The Government has announced plans for a statute of limitations which would end all prosecutions of ex-paramilitaries and former members of the security forces in Troubles-related cases in Northern Ireland.
Secretary of State Brandon Lewis told the Commons he plans to bring the legislation to Parliament in the autumn.
But, even before the proposals had been announced, victims and political parties had criticised them as a “de facto amnesty”.
Mr Lewis said his plan for dealing with Northern Ireland’s troubled past also includes a new truth recovery body and an oral history initiative.
He then confirmed proposals for a statute of limitations “to apply equally to all Troubles-related incidents”, telling the Commons: “We know that the prospect of the end of criminal prosecutions will be difficult for some to accept and this is not a position we take lightly.
“But we’ve come to the view that this is the best and only way to facilitate an effective information retrieval and provision process, and the best way to help Northern Ireland move further along the road to reconciliation.
“It is in reality a painful recognition of the very reality of where we are.”
Speaking earlier during Prime Minister’s Questions, Boris Johnson said: “The people of Northern Ireland must, if we possibly can allow them to, move forwards now.
“(Sir Keir Starmer) will know that the proposals that have been brought forward … are measured, they are balanced and they have a wide degree of support from former Labour prime ministers and former Labour leaders who have considerable more distinction, if I may say, than him.
“He will recall that it was under that Labour administration that many terrorists were unfortunately given effectively an amnesty, and they were allowed to escape the full consequences of their crimes and that is the reality.”
The Prime Minister added: “The sad fact remains that there are many members of the armed services who continue to face the threat of vexatious prosecutions well into their 70s, 80s and later, and we’re finally bringing forward a solution to this problem, to enable the province of Northern Ireland to draw a line under the Troubles, to enable the people of Northern Ireland to move forward.

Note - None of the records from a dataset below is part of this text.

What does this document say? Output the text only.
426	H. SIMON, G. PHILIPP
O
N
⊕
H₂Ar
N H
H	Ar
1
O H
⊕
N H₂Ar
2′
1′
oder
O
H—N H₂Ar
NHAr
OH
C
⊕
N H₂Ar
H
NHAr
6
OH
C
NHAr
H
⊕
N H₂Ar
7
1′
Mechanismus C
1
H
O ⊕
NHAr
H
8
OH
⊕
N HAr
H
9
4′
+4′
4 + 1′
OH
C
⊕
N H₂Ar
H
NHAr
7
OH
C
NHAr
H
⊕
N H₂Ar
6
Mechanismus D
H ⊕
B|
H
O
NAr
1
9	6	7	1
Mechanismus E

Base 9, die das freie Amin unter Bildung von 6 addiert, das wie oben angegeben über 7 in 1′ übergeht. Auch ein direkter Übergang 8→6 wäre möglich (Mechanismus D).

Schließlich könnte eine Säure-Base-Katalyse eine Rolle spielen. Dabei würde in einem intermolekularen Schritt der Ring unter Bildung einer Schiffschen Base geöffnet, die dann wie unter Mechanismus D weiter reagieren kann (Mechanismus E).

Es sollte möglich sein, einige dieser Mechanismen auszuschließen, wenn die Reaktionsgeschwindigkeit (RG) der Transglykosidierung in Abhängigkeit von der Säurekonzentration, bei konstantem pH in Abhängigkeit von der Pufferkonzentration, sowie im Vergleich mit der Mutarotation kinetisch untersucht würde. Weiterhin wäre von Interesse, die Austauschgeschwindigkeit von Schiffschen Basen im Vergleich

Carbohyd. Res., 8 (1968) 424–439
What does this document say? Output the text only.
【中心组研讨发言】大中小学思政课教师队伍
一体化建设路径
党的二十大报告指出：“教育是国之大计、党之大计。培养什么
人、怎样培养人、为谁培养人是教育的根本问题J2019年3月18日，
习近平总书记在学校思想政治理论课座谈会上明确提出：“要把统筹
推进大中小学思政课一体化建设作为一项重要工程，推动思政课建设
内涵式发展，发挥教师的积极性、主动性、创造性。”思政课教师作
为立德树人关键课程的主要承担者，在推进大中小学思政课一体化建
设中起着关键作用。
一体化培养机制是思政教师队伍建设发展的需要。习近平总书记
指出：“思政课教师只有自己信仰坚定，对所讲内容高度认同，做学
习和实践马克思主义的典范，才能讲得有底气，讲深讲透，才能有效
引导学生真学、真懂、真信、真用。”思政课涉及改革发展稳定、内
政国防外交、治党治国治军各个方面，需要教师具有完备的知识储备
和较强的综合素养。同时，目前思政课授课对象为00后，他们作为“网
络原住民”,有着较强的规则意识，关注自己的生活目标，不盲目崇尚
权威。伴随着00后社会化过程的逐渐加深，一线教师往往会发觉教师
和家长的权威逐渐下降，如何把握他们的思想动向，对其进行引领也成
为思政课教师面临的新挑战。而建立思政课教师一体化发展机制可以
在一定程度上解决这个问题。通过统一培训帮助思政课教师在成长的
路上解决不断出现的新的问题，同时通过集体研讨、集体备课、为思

“I think someone with greater statesmanship and clarity of vision would have seen that and given these proposals a fair wind.”
But the families of those killed by soldiers in west Belfast in 1971 have urged against a statute of limitations on Troubles prosecutions.
A fresh inquest into the deaths of a woman and nine men in Ballymurphy earlier this year found they were “entirely innocent”.
A statement on behalf of the Ballymurphy families said: “We see this as the British Government’s cynical attempt to bring in an amnesty and a plan to bury its war crimes.
“These latest proposals to deny families Article 2-compliant investigations or access to due process of the law will not be tolerated and will be legally challenged.
“This proposed amnesty shows how low the British Government will go, it will help no-one, it is only being put forward for British veterans, they are the only reason they are rushing this through Parliament.”
More than 3,500 people died during the Northern Ireland Troubles, which stretched from the early 1970s to the Good Friday/Belfast Agreement in 1998, while tens of thousands more were injured.